I'd seen him walking through the park before, but only remembered being slightly annoyed that he walked his ginormous dog without a leash, turning Toby into a nervous wreck. Last Friday evening, when he passed by my bench the second time around, he stopped to ask about Toby and talk about his monstrous - yet incredibly trained - Matiff-Pit dog.
"A dog is a reflection on its master," he pointed out.
"That's just...great," I said as I looked down at the whiny, squirmy pup on my lap.
And so it began. We spent the next 40 minutes talking about Singapore's beauty and disciplined people (though I don't remember how we got there), about Egyptian camels trained to run off with those who refuse to pay, about the holy presence that surrounds you when you walk on Israeli soil. He talked about how he almost married a Grecian woman and why I should visit Mykonos and party with gay guys (he made sure to point out his heterosexuality here).
He stood the entire time, his stance strong and his demeanor intense. I assumed he'd been involved in the armed forces or was with the police department. And even though it was getting dark and I was getting tired, my book laid ignored on the bench beside me, the pages flipping in the breeze.
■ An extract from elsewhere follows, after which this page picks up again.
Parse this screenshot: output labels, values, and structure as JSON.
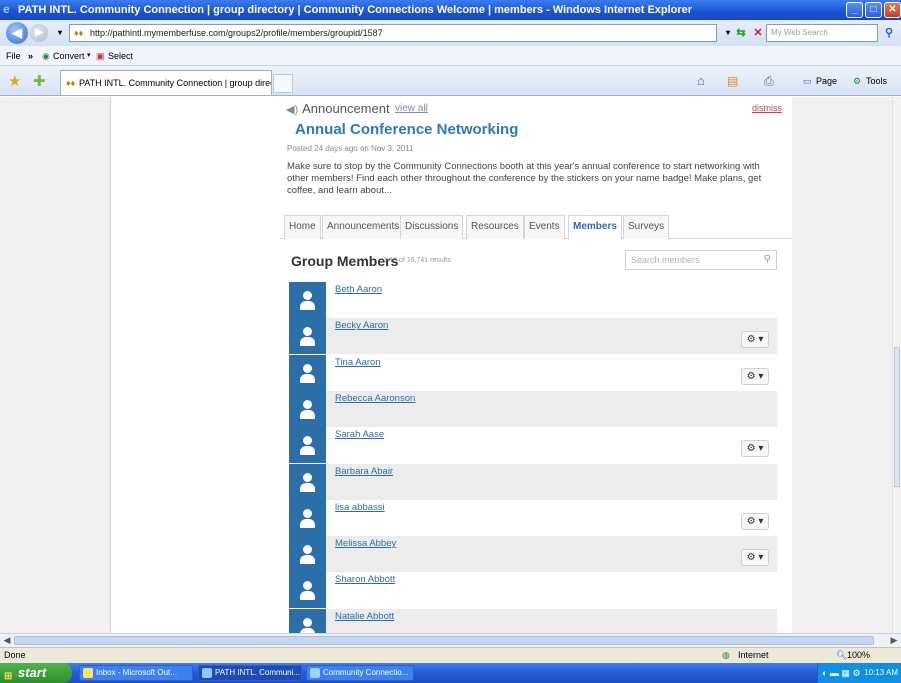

I wanted to hear more. So there I sat in the park listening to this 30-something-year-old stranger talk about places I'd always dreamed of visiting.
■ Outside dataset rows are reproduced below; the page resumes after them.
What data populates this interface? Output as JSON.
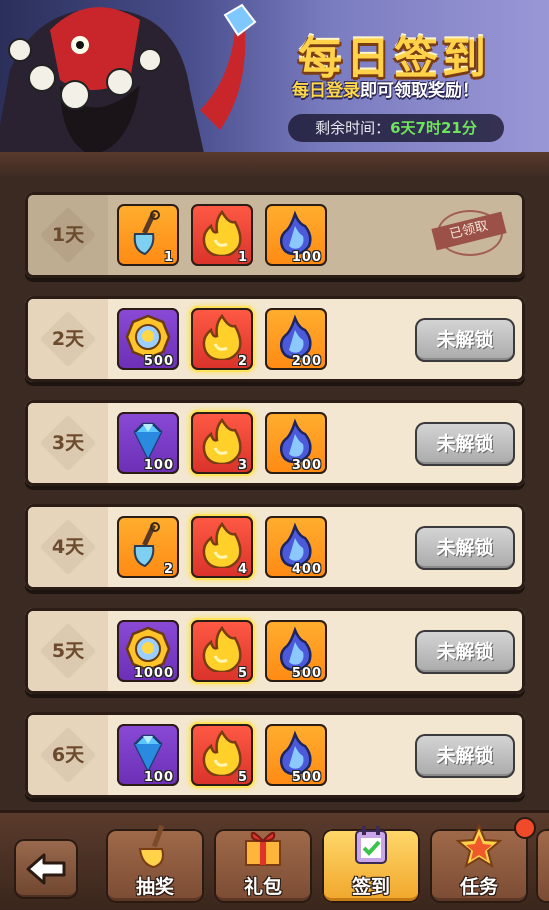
{
  "banner": {
    "title": "每日签到",
    "subtitle_highlight": "每日登录",
    "subtitle_rest": "即可领取奖励！",
    "timer_label": "剩余时间：",
    "timer_value": "6天7时21分"
  },
  "rows": [
    {
      "day": "1天",
      "status": "已领取",
      "items": [
        {
          "icon": "shovel-icon",
          "bg": "orange",
          "qty": "1"
        },
        {
          "icon": "gold-flame-icon",
          "bg": "red",
          "qty": "1"
        },
        {
          "icon": "blue-flame-icon",
          "bg": "orange",
          "qty": "100"
        }
      ]
    },
    {
      "day": "2天",
      "status": "未解锁",
      "items": [
        {
          "icon": "gold-medal-icon",
          "bg": "purple",
          "qty": "500"
        },
        {
          "icon": "gold-flame-icon",
          "bg": "red",
          "qty": "2"
        },
        {
          "icon": "blue-flame-icon",
          "bg": "orange",
          "qty": "200"
        }
      ]
    },
    {
      "day": "3天",
      "status": "未解锁",
      "items": [
        {
          "icon": "diamond-icon",
          "bg": "purple",
          "qty": "100"
        },
        {
          "icon": "gold-flame-icon",
          "bg": "red",
          "qty": "3"
        },
        {
          "icon": "blue-flame-icon",
          "bg": "orange",
          "qty": "300"
        }
      ]
    },
    {
      "day": "4天",
      "status": "未解锁",
      "items": [
        {
          "icon": "shovel-icon",
          "bg": "orange",
          "qty": "2"
        },
        {
          "icon": "gold-flame-icon",
          "bg": "red",
          "qty": "4"
        },
        {
          "icon": "blue-flame-icon",
          "bg": "orange",
          "qty": "400"
        }
      ]
    },
    {
      "day": "5天",
      "status": "未解锁",
      "items": [
        {
          "icon": "gold-medal-icon",
          "bg": "purple",
          "qty": "1000"
        },
        {
          "icon": "gold-flame-icon",
          "bg": "red",
          "qty": "5"
        },
        {
          "icon": "blue-flame-icon",
          "bg": "orange",
          "qty": "500"
        }
      ]
    },
    {
      "day": "6天",
      "status": "未解锁",
      "items": [
        {
          "icon": "diamond-icon",
          "bg": "purple",
          "qty": "100"
        },
        {
          "icon": "gold-flame-icon",
          "bg": "red",
          "qty": "5"
        },
        {
          "icon": "blue-flame-icon",
          "bg": "orange",
          "qty": "500"
        }
      ]
    }
  ],
  "nav": {
    "lottery": "抽奖",
    "gift": "礼包",
    "checkin": "签到",
    "task": "任务"
  },
  "colors": {
    "accent_gold": "#ffd24a",
    "timer_green": "#6ee45a",
    "locked_gray": "#a8a8a8"
  }
}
When we moved onto Italy, I mentioned my lessons to learn the language. Wouldn't you know, the guy seamlessly broke off into Italian! I understood him, but couldn't speak la bella lingua as quickly as he could. When I said knowing Spanish and French often added to the confusion, guess what he did? Yes, he started speaking French to me.
"Geez, how many languages do you know?" I asked, visibly impressed.
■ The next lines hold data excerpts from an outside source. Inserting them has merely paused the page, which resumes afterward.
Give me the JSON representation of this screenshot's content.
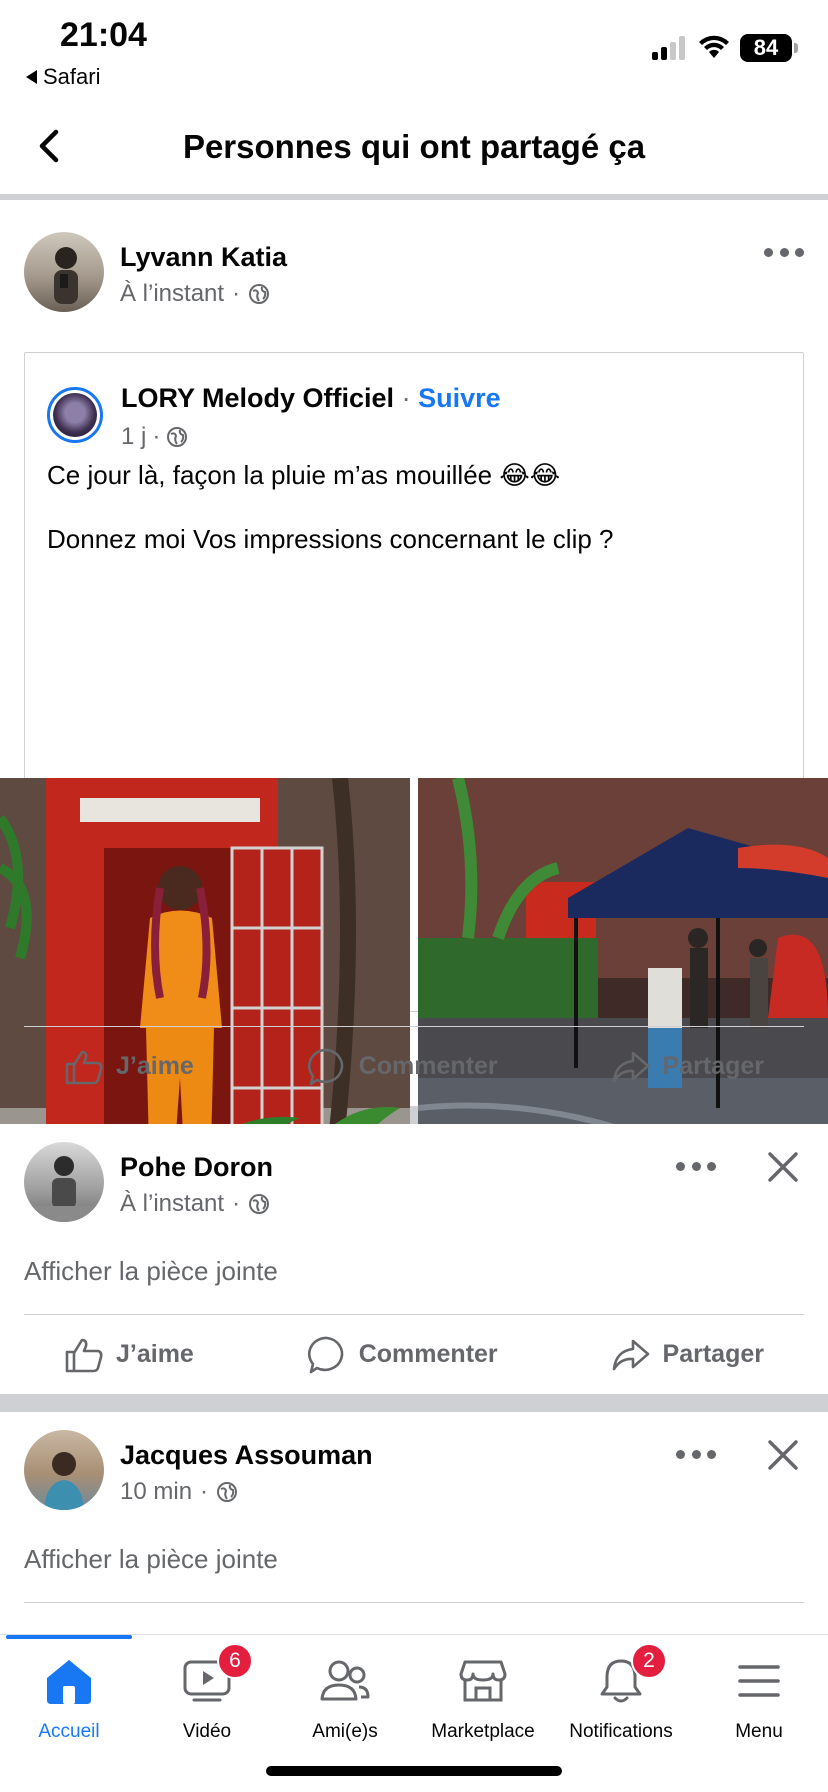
{
  "status_bar": {
    "time": "21:04",
    "back_app": "Safari",
    "battery": "84"
  },
  "header": {
    "title": "Personnes qui ont partagé ça"
  },
  "posts": [
    {
      "author": "Lyvann Katia",
      "time": "À l’instant",
      "shared": {
        "author": "LORY Melody Officiel",
        "separator": "·",
        "follow": "Suivre",
        "time": "1 j",
        "caption_line1": "Ce jour là, façon la pluie m’as mouillée 😂😂",
        "caption_line2": "Donnez moi Vos impressions concernant le clip ?"
      },
      "actions": {
        "like": "J’aime",
        "comment": "Commenter",
        "share": "Partager"
      }
    },
    {
      "author": "Pohe Doron",
      "time": "À l’instant",
      "attachment": "Afficher la pièce jointe",
      "actions": {
        "like": "J’aime",
        "comment": "Commenter",
        "share": "Partager"
      }
    },
    {
      "author": "Jacques Assouman",
      "time": "10 min",
      "attachment": "Afficher la pièce jointe"
    }
  ],
  "meta_separator": "·",
  "tabbar": [
    {
      "label": "Accueil",
      "icon": "home-icon",
      "active": true
    },
    {
      "label": "Vidéo",
      "icon": "video-icon",
      "badge": "6"
    },
    {
      "label": "Ami(e)s",
      "icon": "friends-icon"
    },
    {
      "label": "Marketplace",
      "icon": "marketplace-icon"
    },
    {
      "label": "Notifications",
      "icon": "bell-icon",
      "badge": "2"
    },
    {
      "label": "Menu",
      "icon": "menu-icon"
    }
  ],
  "colors": {
    "accent": "#1877f2",
    "badge": "#e41e3f",
    "muted": "#65676b",
    "divider": "#ced0d4"
  }
}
"Five," he replied before adding Hebrew to the mix. (Plus he's Puerto Rican and fluent in Spanish.) "Do you know why I need to know so many?"
And then he showed me his agent badge.
"What's your name, by the way?"
"Dorkys," I replied.
"Nice to meet you. I'm Secret Agent Man. You have really nice teeth."
Apparently he'd been thrown into learning about these places, its people and languages during his time in the military. As we talked and slowly made our way to leave, a guy stopped to say hello. Soon after, a teen passed by to give him a pound. When I noted that he must be well-known around here, he mentioned being away for a stretch.
"So what exactly do you do?" I asked as we exited the park. "Or is that top secret information?"
"Let's just say I could be around for a while and then go missing for two weeks."
Before leaving, he said that now I had a new friend in the neighborhood, someone with whom I could practice my Italian. And we parted ways with a "Ciao! Buona sera!" as he crossed the street and I walked Toby home.